The Queensland government’s failure to respond
No such luck in Queensland. If State deception, hypocrisy and cruelty are the standards, then it is difficult to imagine a more effective response than that made by the Queensland government. In contrast to other jurisdictions, the Queensland government has failed to take any action to implement Recommendation 39. In official responses in 1999 and 2001, the government ignored its obligation to implement a compensation scheme, and instead directed survivors seeking compensation to Queensland’s courts: "to establish a separate arrangement for one group of Queenslanders over another would be iniquitous."
This hypocritical, cruel and deceptive response compounds the abuse suffered by these people. It is hypocritical because the government knows that it is this group of people that is treated differently than other claimants, in adverse ways, by the legal system. It is cruel because it denies redress to those who deserve it, and causes further psychological and financial distress to victims (the government also knows that Legal Aid does not provide assistance in these cases). It is deceptive because it knows that current legal provisions make it almost impossible for survivors of abuse to gain legal redress.
Queensland statutory impediments to survivors’ access to courts
As the Law Commission of Canada has pointed out, from a moral perspective, governments should not rely on limitation provisions such as those in Queensland’s Limitation of Actions Act 1974 to escape civil litigation in these cases. As I and others have shown elsewhere (see, eg, B Mathews, "Limitation periods and child sexual abuse cases: Law, psychology, time and justice" (2003) 11 (3) Torts Law Journal 218-243), in cases involving sexual (and, arguably, physical) abuse of children, the application of limitation provisions to deny adult survivors of abuse access to courts is theoretically, practically and morally unjustifiable. This has not stopped the Queensland government from pleading the expiry of time in civil actions brought by survivors of abuse, and successfully evading civil trials; the very civil actions it urged survivors to take.

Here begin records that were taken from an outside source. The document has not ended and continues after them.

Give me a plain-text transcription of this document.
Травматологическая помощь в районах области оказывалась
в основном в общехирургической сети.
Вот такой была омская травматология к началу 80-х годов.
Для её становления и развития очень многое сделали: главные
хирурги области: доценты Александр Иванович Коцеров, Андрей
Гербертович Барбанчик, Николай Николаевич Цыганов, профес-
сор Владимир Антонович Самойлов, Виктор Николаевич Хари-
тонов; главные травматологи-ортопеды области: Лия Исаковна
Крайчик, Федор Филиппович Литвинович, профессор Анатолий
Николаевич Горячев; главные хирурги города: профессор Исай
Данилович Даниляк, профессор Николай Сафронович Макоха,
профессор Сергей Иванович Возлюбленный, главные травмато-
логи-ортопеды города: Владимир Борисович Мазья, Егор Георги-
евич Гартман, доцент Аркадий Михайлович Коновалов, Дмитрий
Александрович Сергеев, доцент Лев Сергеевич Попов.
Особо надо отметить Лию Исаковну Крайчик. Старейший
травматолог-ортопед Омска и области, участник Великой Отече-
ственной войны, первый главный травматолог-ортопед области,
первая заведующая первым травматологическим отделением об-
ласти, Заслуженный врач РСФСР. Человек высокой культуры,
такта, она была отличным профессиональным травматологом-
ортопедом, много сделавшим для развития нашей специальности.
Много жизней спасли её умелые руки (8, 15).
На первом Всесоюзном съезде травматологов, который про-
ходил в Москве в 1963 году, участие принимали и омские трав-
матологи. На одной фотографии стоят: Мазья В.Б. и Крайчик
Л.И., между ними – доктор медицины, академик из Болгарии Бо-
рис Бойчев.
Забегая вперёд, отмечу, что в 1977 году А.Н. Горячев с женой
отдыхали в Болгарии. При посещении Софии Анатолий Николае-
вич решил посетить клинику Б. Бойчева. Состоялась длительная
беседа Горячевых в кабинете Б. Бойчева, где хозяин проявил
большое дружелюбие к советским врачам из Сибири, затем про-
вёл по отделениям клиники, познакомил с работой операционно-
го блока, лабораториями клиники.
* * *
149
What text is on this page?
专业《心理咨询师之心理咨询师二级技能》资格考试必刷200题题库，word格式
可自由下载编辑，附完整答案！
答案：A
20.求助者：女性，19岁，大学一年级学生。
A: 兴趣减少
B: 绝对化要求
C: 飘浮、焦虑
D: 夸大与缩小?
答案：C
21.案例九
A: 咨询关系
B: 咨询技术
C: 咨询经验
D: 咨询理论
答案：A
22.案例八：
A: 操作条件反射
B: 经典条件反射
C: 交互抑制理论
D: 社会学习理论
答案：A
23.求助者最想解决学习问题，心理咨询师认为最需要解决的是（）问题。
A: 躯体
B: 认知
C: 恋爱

New personal injuries legislation makes the situation even worse for plaintiffs in this class. With the enactment of Queensland's Personal Injuries Proceedings Act 2002 (pdf, 608Kb), fresh obligations are imposed on claimants, with strict timeframes that in most if not all of these cases are impossible to meet. Despite the fundamental legislative principle that statutes should not impose retrospective obligations on citizens (required by the Legislative Standards Act 1992 (Qld)), the PIPA imposes retrospective obligations on claimants, which includes survivors covered by the Forde Inquiry. This enables respondents including the State to block access to the courts in another way, and forces further applications for court leave to proceed, all costing further time, money and trauma.
Morality demands two actions. First, the Queensland government should establish a compensation scheme for survivors of institutional abuse. Second, statutes should be amended to allow the institution at any time of proceedings by survivors of child sexual and or physical abuse, when that abuse has been perpetrated by individuals or institutions on whom the survivor was dependent. If these actions are not taken, then in this context Queensland will remain an unevolved throwback, not only doing too little to prevent child abuse, but doing too little to respond to it.